“Mamata” das bets no futebol pode chegar ao fim no Senado
Giovanna Gonçalves - Estágio DM
Publicado em 5 de fevereiro de 2026 às 17:13 | Atualizado há 4 meses
Senado avança em proposta que proíbe publicidade e patrocínio de bets | Foto: @federcap/Freepik
A Comissão de Ciência, Tecnologia (CCT) do Senado aprovou nesta quarta-feira (4) o Projeto de Lei nº 3.563/24, relatado pela senadora Damares Alves (Republicanos-DF). O texto propõe a vedação de propagandas das bets em jornais, revistas, internet, outdoors e TVs, além do patrocínio a eventos culturais e cívicos e a clubes esportivos em todo o território nacional.
“Ao impor limites claros à atuação comercial das casas de apostas e impedir a exploração do ambiente eleitoral por esse tipo de atividade, a proposição oferece uma resposta legislativa proporcional à gravidade do problema diagnosticado pelo Senado Federal”, afirmou a senadora.

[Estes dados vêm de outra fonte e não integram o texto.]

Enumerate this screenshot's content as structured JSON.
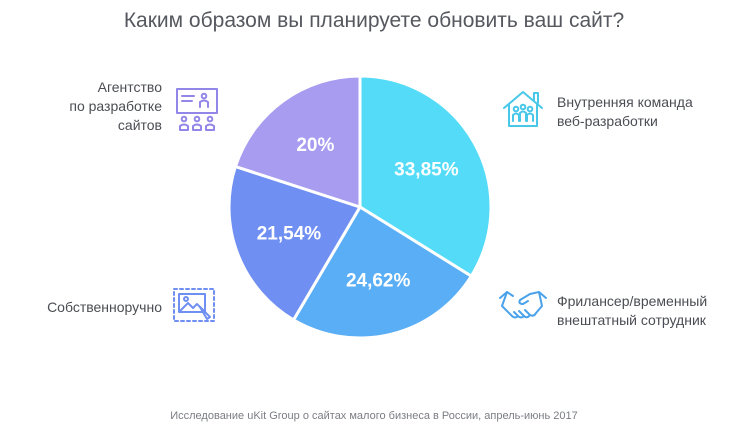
{
  "chart_data": {
    "type": "pie",
    "title": "Каким образом вы планируете обновить ваш сайт?",
    "source": "Исследование uKit Group о сайтах малого бизнеса в России, апрель-июнь 2017",
    "slices": [
      {
        "name": "Внутренняя команда веб-разработки",
        "name_lines": [
          "Внутренняя команда",
          "веб-разработки"
        ],
        "value": 33.85,
        "value_label": "33,85%",
        "color": "#54dbf8",
        "icon": "house-team-icon"
      },
      {
        "name": "Фрилансер/временный внештатный сотрудник",
        "name_lines": [
          "Фрилансер/временный",
          "внештатный сотрудник"
        ],
        "value": 24.62,
        "value_label": "24,62%",
        "color": "#5aaef5",
        "icon": "handshake-icon"
      },
      {
        "name": "Собственноручно",
        "name_lines": [
          "Собственноручно"
        ],
        "value": 21.54,
        "value_label": "21,54%",
        "color": "#6f8ff2",
        "icon": "image-edit-icon"
      },
      {
        "name": "Агентство по разработке сайтов",
        "name_lines": [
          "Агентство",
          "по разработке",
          "сайтов"
        ],
        "value": 20,
        "value_label": "20%",
        "color": "#a79cf0",
        "icon": "presentation-team-icon"
      }
    ]
  }
}
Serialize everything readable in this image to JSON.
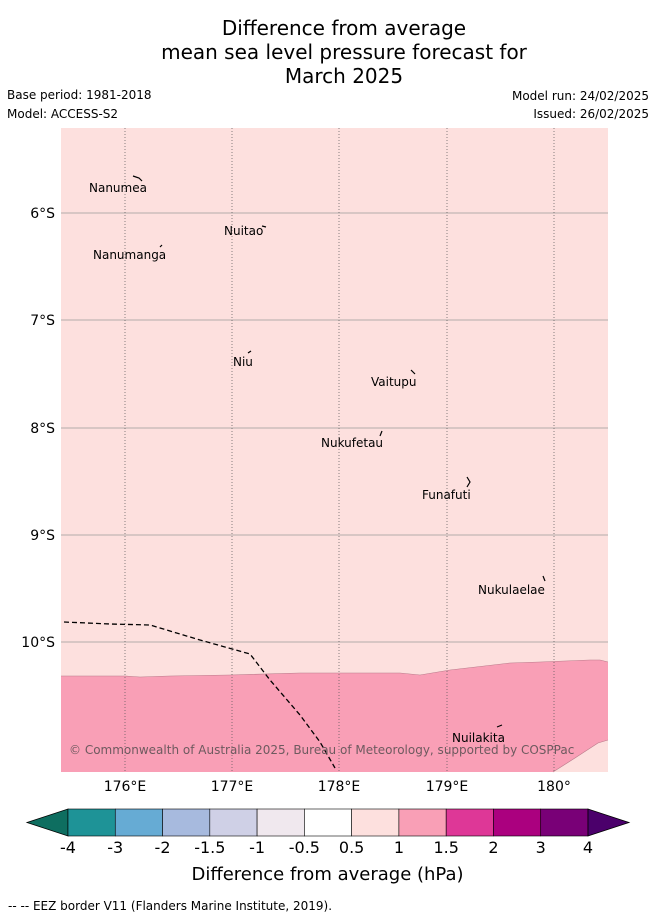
{
  "header": {
    "title_lines": [
      "Difference from average",
      "mean sea level pressure forecast for",
      "March 2025"
    ],
    "base_period": "Base period: 1981-2018",
    "model": "Model: ACCESS-S2",
    "model_run": "Model run: 24/02/2025",
    "issued": "Issued: 26/02/2025"
  },
  "map": {
    "lat_labels": [
      "6°S",
      "7°S",
      "8°S",
      "9°S",
      "10°S"
    ],
    "lon_labels": [
      "176°E",
      "177°E",
      "178°E",
      "179°E",
      "180°"
    ],
    "places": [
      {
        "name": "Nanumea"
      },
      {
        "name": "Nuitao"
      },
      {
        "name": "Nanumanga"
      },
      {
        "name": "Niu"
      },
      {
        "name": "Vaitupu"
      },
      {
        "name": "Nukufetau"
      },
      {
        "name": "Funafuti"
      },
      {
        "name": "Nukulaelae"
      },
      {
        "name": "Nuilakita"
      }
    ],
    "copyright": "© Commonwealth of Australia 2025, Bureau of Meteorology, supported by COSPPac",
    "colors": {
      "band_0.5_1": "#fde0de",
      "band_1_1.5": "#f99fb6"
    }
  },
  "colorbar": {
    "ticks": [
      "-4",
      "-3",
      "-2",
      "-1.5",
      "-1",
      "-0.5",
      "0.5",
      "1",
      "1.5",
      "2",
      "3",
      "4"
    ],
    "colors": [
      "#0e6e60",
      "#1e9397",
      "#66abd4",
      "#a7bade",
      "#cfd0e6",
      "#f0e8ee",
      "#ffffff",
      "#fde0de",
      "#f99fb6",
      "#de3797",
      "#ab007f",
      "#790077",
      "#4b006b"
    ],
    "label": "Difference from average (hPa)"
  },
  "legend": {
    "text": "-- EEZ border V11 (Flanders Marine Institute, 2019)."
  }
}
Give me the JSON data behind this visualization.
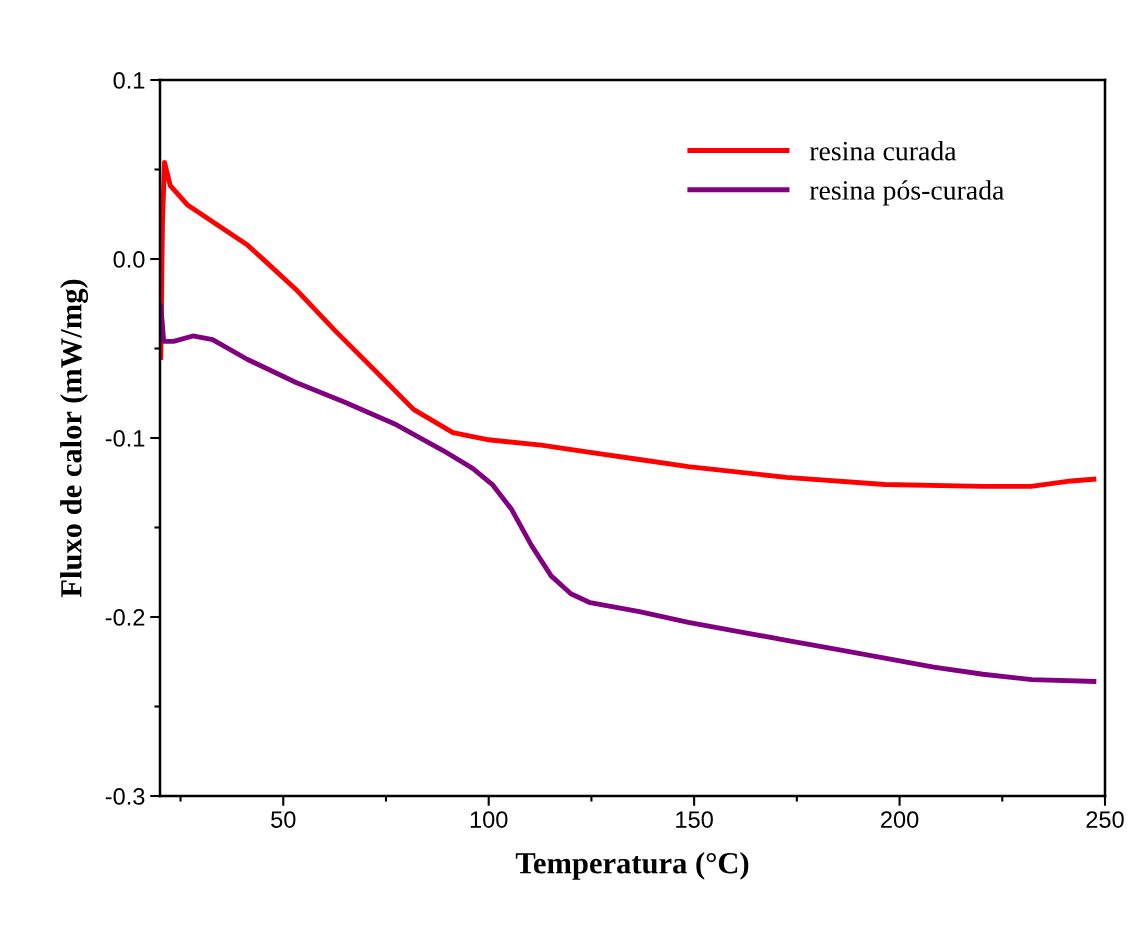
{
  "chart_data": {
    "type": "line",
    "xlabel": "Temperatura (°C)",
    "ylabel": "Fluxo de calor (mW/mg)",
    "xlim": [
      20,
      250
    ],
    "xticks": [
      50,
      100,
      150,
      200,
      250
    ],
    "ylim": [
      -0.3,
      0.1
    ],
    "yticks": [
      -0.3,
      -0.2,
      -0.1,
      {
        "value": 0,
        "label": "0.0"
      },
      0.1
    ],
    "legend": "top right",
    "grid": false,
    "marker": "none",
    "line_style": "solid",
    "series": [
      {
        "name": "resina curada",
        "color": "#ff0000",
        "x": [
          20.2,
          20.6,
          21.1,
          22.5,
          26.8,
          34,
          41.2,
          46,
          53.1,
          62.6,
          72.2,
          81.7,
          91.3,
          100,
          112.8,
          124.7,
          136.7,
          148.6,
          172.5,
          196.4,
          220.3,
          232,
          241.8,
          247.3
        ],
        "values": [
          -0.055,
          0.02,
          0.054,
          0.041,
          0.03,
          0.019,
          0.008,
          -0.002,
          -0.017,
          -0.04,
          -0.062,
          -0.084,
          -0.097,
          -0.101,
          -0.104,
          -0.108,
          -0.112,
          -0.116,
          -0.122,
          -0.126,
          -0.127,
          -0.127,
          -0.124,
          -0.123
        ]
      },
      {
        "name": "resina pós-curada",
        "color": "#800080",
        "x": [
          20.2,
          20.9,
          23.3,
          28,
          32.8,
          41.2,
          53.1,
          65,
          77,
          88.9,
          96.1,
          100.9,
          105.6,
          110.4,
          115.2,
          120,
          124.7,
          136.7,
          148.6,
          160.5,
          172.5,
          184.4,
          196.4,
          208.3,
          220.3,
          232.2,
          247.3
        ],
        "values": [
          -0.026,
          -0.046,
          -0.046,
          -0.043,
          -0.045,
          -0.056,
          -0.069,
          -0.08,
          -0.092,
          -0.107,
          -0.117,
          -0.126,
          -0.14,
          -0.16,
          -0.177,
          -0.187,
          -0.192,
          -0.197,
          -0.203,
          -0.208,
          -0.213,
          -0.218,
          -0.223,
          -0.228,
          -0.232,
          -0.235,
          -0.236
        ]
      }
    ]
  }
}
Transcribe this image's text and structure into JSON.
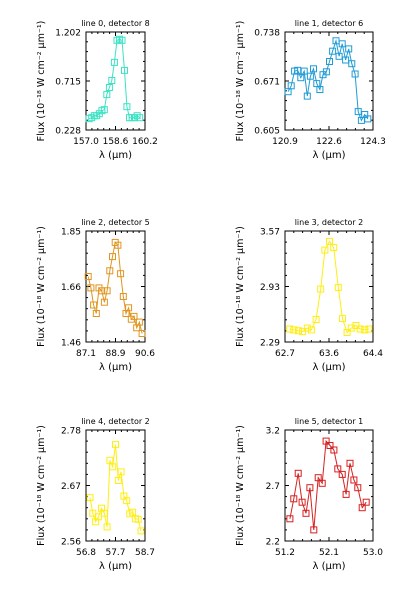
{
  "chart_data": [
    {
      "type": "line",
      "title": "line 0, detector 8",
      "xlabel": "λ (μm)",
      "ylabel": "Flux (10⁻¹⁸ W cm⁻² μm⁻¹)",
      "xlim": [
        157.0,
        160.2
      ],
      "ylim": [
        0.228,
        1.202
      ],
      "xticks": [
        "157.0",
        "158.6",
        "160.2"
      ],
      "yticks": [
        "0.228",
        "0.715",
        "1.202"
      ],
      "color": "#3be3c4",
      "marker": "square",
      "x": [
        157.17,
        157.31,
        157.45,
        157.58,
        157.72,
        157.86,
        157.99,
        158.13,
        158.27,
        158.4,
        158.54,
        158.68,
        158.81,
        158.95,
        159.09,
        159.22,
        159.36,
        159.5,
        159.63,
        159.77,
        159.91
      ],
      "y": [
        0.34,
        0.35,
        0.37,
        0.37,
        0.39,
        0.42,
        0.43,
        0.58,
        0.65,
        0.72,
        0.9,
        1.12,
        1.13,
        1.12,
        0.82,
        0.46,
        0.35,
        0.35,
        0.35,
        0.37,
        0.35
      ]
    },
    {
      "type": "line",
      "title": "line 1, detector 6",
      "xlabel": "λ (μm)",
      "ylabel": "Flux (10⁻¹⁸ W cm⁻² μm⁻¹)",
      "xlim": [
        120.9,
        124.3
      ],
      "ylim": [
        0.605,
        0.738
      ],
      "xticks": [
        "120.9",
        "122.6",
        "124.3"
      ],
      "yticks": [
        "0.605",
        "0.671",
        "0.738"
      ],
      "color": "#1f9bd6",
      "marker": "square",
      "x": [
        121.02,
        121.14,
        121.27,
        121.39,
        121.51,
        121.64,
        121.76,
        121.88,
        122.0,
        122.13,
        122.25,
        122.37,
        122.5,
        122.62,
        122.74,
        122.87,
        122.99,
        123.11,
        123.24,
        123.36,
        123.48,
        123.61,
        123.73,
        123.85,
        123.98,
        124.1
      ],
      "y": [
        0.657,
        0.665,
        0.685,
        0.686,
        0.676,
        0.685,
        0.651,
        0.678,
        0.688,
        0.668,
        0.66,
        0.68,
        0.684,
        0.698,
        0.712,
        0.726,
        0.705,
        0.722,
        0.7,
        0.715,
        0.695,
        0.681,
        0.63,
        0.618,
        0.626,
        0.62
      ]
    },
    {
      "type": "line",
      "title": "line 2, detector 5",
      "xlabel": "λ (μm)",
      "ylabel": "Flux (10⁻¹⁸ W cm⁻² μm⁻¹)",
      "xlim": [
        87.1,
        90.6
      ],
      "ylim": [
        1.46,
        1.85
      ],
      "xticks": [
        "87.1",
        "88.9",
        "90.6"
      ],
      "yticks": [
        "1.46",
        "1.66",
        "1.85"
      ],
      "color": "#e0951f",
      "marker": "square",
      "x": [
        87.23,
        87.39,
        87.55,
        87.71,
        87.87,
        88.03,
        88.19,
        88.35,
        88.51,
        88.67,
        88.83,
        88.99,
        89.15,
        89.31,
        89.47,
        89.63,
        89.79,
        89.95,
        90.11,
        90.27,
        90.43
      ],
      "y": [
        1.69,
        1.65,
        1.59,
        1.56,
        1.65,
        1.64,
        1.6,
        1.64,
        1.71,
        1.76,
        1.81,
        1.8,
        1.7,
        1.62,
        1.56,
        1.58,
        1.54,
        1.55,
        1.51,
        1.53,
        1.49
      ]
    },
    {
      "type": "line",
      "title": "line 3, detector 2",
      "xlabel": "λ (μm)",
      "ylabel": "Flux (10⁻¹⁸ W cm⁻² μm⁻¹)",
      "xlim": [
        62.7,
        64.4
      ],
      "ylim": [
        2.29,
        3.57
      ],
      "xticks": [
        "62.7",
        "63.6",
        "64.4"
      ],
      "yticks": [
        "2.29",
        "2.93",
        "3.57"
      ],
      "color": "#ffee11",
      "marker": "square",
      "x": [
        62.79,
        62.87,
        62.96,
        63.04,
        63.13,
        63.21,
        63.3,
        63.39,
        63.47,
        63.56,
        63.64,
        63.73,
        63.81,
        63.9,
        63.98,
        64.07,
        64.15,
        64.24,
        64.32
      ],
      "y": [
        2.44,
        2.43,
        2.42,
        2.41,
        2.45,
        2.43,
        2.55,
        2.9,
        3.35,
        3.45,
        3.38,
        2.92,
        2.56,
        2.4,
        2.45,
        2.48,
        2.44,
        2.43,
        2.44
      ]
    },
    {
      "type": "line",
      "title": "line 4, detector 2",
      "xlabel": "λ (μm)",
      "ylabel": "Flux (10⁻¹⁸ W cm⁻² μm⁻¹)",
      "xlim": [
        56.8,
        58.7
      ],
      "ylim": [
        2.56,
        2.78
      ],
      "xticks": [
        "56.8",
        "57.7",
        "58.7"
      ],
      "yticks": [
        "2.56",
        "2.67",
        "2.78"
      ],
      "color": "#ffee11",
      "marker": "square",
      "x": [
        56.93,
        57.02,
        57.11,
        57.2,
        57.3,
        57.39,
        57.48,
        57.57,
        57.66,
        57.75,
        57.84,
        57.93,
        58.02,
        58.11,
        58.21,
        58.3,
        58.39,
        58.48,
        58.57
      ],
      "y": [
        2.646,
        2.615,
        2.598,
        2.608,
        2.625,
        2.615,
        2.588,
        2.72,
        2.707,
        2.751,
        2.68,
        2.697,
        2.649,
        2.64,
        2.614,
        2.617,
        2.604,
        2.603,
        2.58
      ]
    },
    {
      "type": "line",
      "title": "line 5, detector 1",
      "xlabel": "λ (μm)",
      "ylabel": "Flux (10⁻¹⁸ W cm⁻² μm⁻¹)",
      "xlim": [
        51.2,
        53.0
      ],
      "ylim": [
        2.2,
        3.2
      ],
      "xticks": [
        "51.2",
        "52.1",
        "53.0"
      ],
      "yticks": [
        "2.2",
        "2.7",
        "3.2"
      ],
      "color": "#d62020",
      "marker": "square",
      "x": [
        51.3,
        51.38,
        51.47,
        51.55,
        51.63,
        51.71,
        51.79,
        51.88,
        51.96,
        52.04,
        52.12,
        52.2,
        52.28,
        52.37,
        52.45,
        52.53,
        52.61,
        52.69,
        52.78,
        52.86
      ],
      "y": [
        2.4,
        2.58,
        2.81,
        2.55,
        2.45,
        2.68,
        2.3,
        2.77,
        2.72,
        3.1,
        3.06,
        3.02,
        2.85,
        2.8,
        2.62,
        2.9,
        2.75,
        2.68,
        2.5,
        2.55
      ]
    }
  ]
}
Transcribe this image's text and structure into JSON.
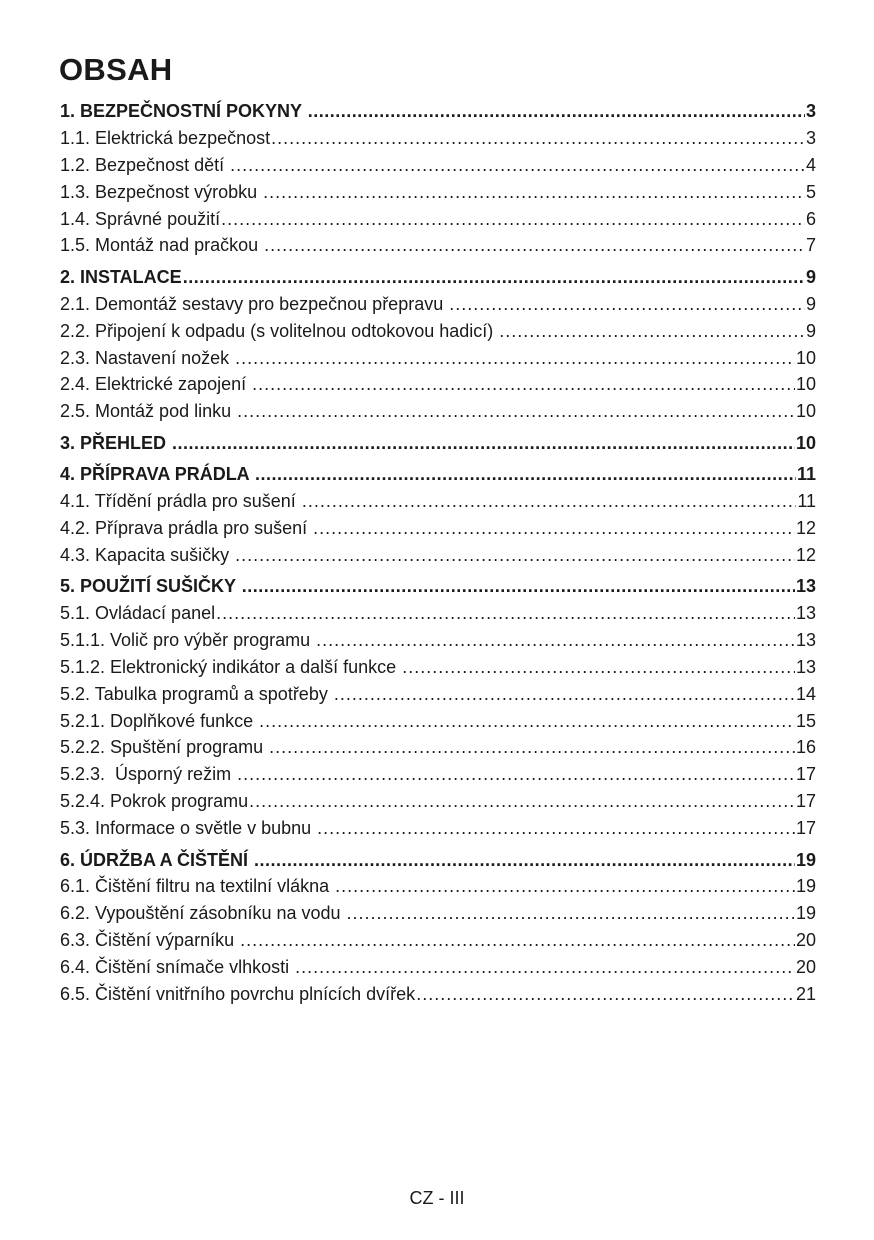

Pode ser o fim da “mamata” no futebol
Sobre a proibição do marketing dentro de clubes esportivos, o senador Efraim Filho (União Brasil-PB) se manifestou em nome das entidades ao questionar a possibilidade de exceções para modalidades esportivas olímpicas. Já o deputado Hugo Motta (Republicanos) afirmou acreditar que, no Brasil, especialmente no futebol, os clubes dependem financeiramente dos patrocínios das casas de apostas para se manter.
Se aprovado o Projeto de Lei, os clubes brasileiros de futebol podem deixar de faturar mais de R$1,1 bilhão por ano com patrocínios das casas de apostas (bets). Muitos times da Série A do Brasileirão possuem empresas de apostas como patrocinadores principais ou secundários.
“Hoje você tem a publicidade e o patrocínio das bets tanto nos meios de comunicação quanto no próprio futebol e em eventos. Há uma dependência grande desse setor, que ajuda a patrocinar e financiar. Isso também é importante levar em consideração. Talvez o remédio não seja a proibição total da publicidade das bets, até porque é uma atividade legalizada, assim como a bebida alcoólica e o fumo no Brasil. As bets são legais por lei e pagam impostos. O abuso talvez não esteja na publicidade, mas no combate ao ilegal, em uma construção mais razoável”, declarou Motta.
Quanto a isso, Damares afirmou esperar que, na Comissão de Constituição e Justiça (CCJ), o projeto seja analisado em conjunto com outras propostas que tratam do mesmo tema.
Multa e penalidades
Caso seja aprovado, o texto prevê multa que varia de R$ 5 mil a R$ 10 mil, de acordo com a frequência do descumprimento da norma e a capacidade econômica do infrator, aplicável a pessoas físicas e jurídicas. A punição também pode resultar na cassação ou suspensão da autorização para operar apostas de quota fixa.
O próximo passo é a tramitação da proposta na CCJ do Senado.
Segundo o presidente da CCT, Flávio Arns (PSB-PR), foi fechado um acordo com os senadores da CCJ para analisar o projeto aprovado em conjunto com outras propostas que já tramitam na comissão sobre o mesmo tema.
“Essa situação foi amplamente discutida em dezembro na comissão. Chegou-se à conclusão de que esse projeto seria apensado aos demais que estão em tramitação na CCJ. A partir disso, será sugerido ao presidente Otto Alencar a criação de uma comissão para se debruçar sobre o tema, promover audiências públicas e realizar debates”, afirmou Arns.